Perhaps because Martinez wasn’t around when the Chicano movement was in flower, he doesn’t feel that it has influenced his work. “I’m aware of it, and I’m very supportive of what it aimed to accomplish. So I try to bring this high art of ballet to my people. I teach at Plaza de la Raza in East L.A., and three of my students have already received dance scholarships. One day I expect them to be in my company. I am able to do that for my people.”

Photographer Alejandro Rosas came to Los Angeles in the early 1980s and has been here ever since. He looks at his work and reflects that “there is an influence” from Chicano culture and art.

“I have tried to see what the Chicano experience is about,” he says. “I have wanted to enter that world and see it not as a Mexican outsider but as a Mexican insider. My work comes out of that effort. I don’t see Chicano art as one style. Leo Limon, Daniel Martinez and Harry Gamboa are all Chicano artists, but they each do work that is unique. I understand that being Chicano is an ethnic experience, a lot like being black. But it’s also a concept and an essence.”

Rosas, now of Venice, received a 1991 grant from the L.A. Department of Cultural Affairs to produce a book photo-documenting 40 of L.A.’s most prominent Latino artists. He sees a basic connection between himself and local Mexicans, but that connection is not his primary reason for staying here.

“This city is where the First and Third worlds meet,” he says. “That has to be taken into account. The technology available here is incredible. There’s nothing like it in Mexico. And that’s why I stay.”

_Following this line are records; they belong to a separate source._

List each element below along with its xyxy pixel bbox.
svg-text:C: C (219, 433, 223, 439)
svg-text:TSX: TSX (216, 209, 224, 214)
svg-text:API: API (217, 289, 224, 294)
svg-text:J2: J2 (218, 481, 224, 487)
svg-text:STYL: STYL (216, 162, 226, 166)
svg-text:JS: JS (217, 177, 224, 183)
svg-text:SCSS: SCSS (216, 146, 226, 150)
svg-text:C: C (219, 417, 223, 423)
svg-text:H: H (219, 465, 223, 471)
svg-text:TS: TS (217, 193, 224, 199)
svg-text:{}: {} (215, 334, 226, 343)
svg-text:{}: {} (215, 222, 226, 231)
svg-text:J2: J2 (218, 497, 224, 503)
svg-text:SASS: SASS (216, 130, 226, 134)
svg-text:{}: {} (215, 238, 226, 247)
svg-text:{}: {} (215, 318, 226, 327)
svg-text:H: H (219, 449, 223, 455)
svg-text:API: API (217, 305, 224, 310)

Rosas also thinks that it is U.S. art technology that keeps a lot of Chicano artists here. “Third World artists from here would be crazy to go to Mexico to work because their resources would be so significantly reduced. Here they get the chance to use First World technology to convey the cultural issues that are important to them. That’s what makes the Latino artist in L.A. very sophisticated. The art they create is important, and it has to be recognized.”

Advertisement

But life in L.A. has given rise to issues that Rosas never had to deal with in Mexico. “In Mexico I never thought I was Mexican,” he says. “I just was. Coming here and facing racism has made me more conscious of who I am, especially my Indian roots. Racism was a big discovery for me. Sometimes when I show up for an appointment, people think I’m there to make a delivery. That is an experience that never comes to Mexican artists in Mexico.”

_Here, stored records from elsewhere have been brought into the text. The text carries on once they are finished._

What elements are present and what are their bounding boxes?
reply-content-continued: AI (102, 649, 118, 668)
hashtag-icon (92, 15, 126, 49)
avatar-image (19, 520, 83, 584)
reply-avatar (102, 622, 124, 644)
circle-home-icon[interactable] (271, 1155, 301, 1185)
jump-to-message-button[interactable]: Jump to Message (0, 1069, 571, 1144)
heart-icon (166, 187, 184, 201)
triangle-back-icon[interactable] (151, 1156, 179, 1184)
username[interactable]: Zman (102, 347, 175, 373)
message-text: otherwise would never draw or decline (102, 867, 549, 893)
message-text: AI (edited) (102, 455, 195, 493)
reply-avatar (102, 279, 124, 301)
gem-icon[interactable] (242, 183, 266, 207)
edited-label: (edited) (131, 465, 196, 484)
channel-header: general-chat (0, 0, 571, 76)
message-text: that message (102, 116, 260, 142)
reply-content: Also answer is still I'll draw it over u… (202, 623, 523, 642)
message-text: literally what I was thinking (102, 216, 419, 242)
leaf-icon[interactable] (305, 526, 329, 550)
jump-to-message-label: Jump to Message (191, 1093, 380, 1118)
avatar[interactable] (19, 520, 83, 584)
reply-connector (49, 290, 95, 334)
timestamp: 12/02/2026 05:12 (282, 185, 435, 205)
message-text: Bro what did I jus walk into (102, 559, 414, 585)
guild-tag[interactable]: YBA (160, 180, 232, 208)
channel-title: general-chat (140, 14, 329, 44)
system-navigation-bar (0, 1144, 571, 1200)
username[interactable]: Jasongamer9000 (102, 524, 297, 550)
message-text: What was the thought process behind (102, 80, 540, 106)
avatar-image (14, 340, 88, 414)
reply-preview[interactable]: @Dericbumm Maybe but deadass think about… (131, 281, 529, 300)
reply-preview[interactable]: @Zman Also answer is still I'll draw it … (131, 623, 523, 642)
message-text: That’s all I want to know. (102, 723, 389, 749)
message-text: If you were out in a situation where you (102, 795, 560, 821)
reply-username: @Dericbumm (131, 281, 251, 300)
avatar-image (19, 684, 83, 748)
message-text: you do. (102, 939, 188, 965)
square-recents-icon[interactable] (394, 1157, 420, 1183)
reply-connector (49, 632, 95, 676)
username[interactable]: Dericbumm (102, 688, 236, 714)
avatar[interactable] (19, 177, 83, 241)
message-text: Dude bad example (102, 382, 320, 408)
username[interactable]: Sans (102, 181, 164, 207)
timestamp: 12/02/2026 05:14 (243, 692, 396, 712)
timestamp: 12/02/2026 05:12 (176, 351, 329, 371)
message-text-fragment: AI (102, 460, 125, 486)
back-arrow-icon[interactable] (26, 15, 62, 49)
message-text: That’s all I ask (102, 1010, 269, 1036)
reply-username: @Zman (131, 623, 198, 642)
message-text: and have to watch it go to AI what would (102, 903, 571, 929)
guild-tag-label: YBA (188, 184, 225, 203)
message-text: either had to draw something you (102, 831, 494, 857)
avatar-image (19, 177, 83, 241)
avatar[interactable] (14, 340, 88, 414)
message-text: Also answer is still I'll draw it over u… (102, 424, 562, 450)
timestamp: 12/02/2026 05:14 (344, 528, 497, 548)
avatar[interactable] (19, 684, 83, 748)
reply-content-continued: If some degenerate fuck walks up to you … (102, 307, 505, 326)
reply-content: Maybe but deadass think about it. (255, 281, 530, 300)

For better or worse, Los Angeles is a Mexican place. Mexican in the broadest and most general sense of the term. Of Mexico, transformed by Chicanos. Amid the concrete urban sprawl that has been built on the backs of poor, brown laborers, there is a mythic L.A. It’s the idea of Mission California with Spanish landed gentry. In truth, of course, the myth has never existed. But it forms the subconscious essence of this place.

So like it or not, every L.A. artist with ties to Mexico must struggle to find a comfortable position within that mythic terrain. If they come from Mexico, and have economic status to insulate them from the crudest reflections of local racism, they can fight the significance of their ethnic identity. They can deny that it matters. They can close their eyes and carry on, making work that has as much in common with Manhattan or Berlin painters as it does with the deserts of the Southwest.

But they can never escape what others see them to be. Their accent hints at it, and their names confirm the initial suspicion. They are Mexican. In the City of Angels that’s a loaded identity.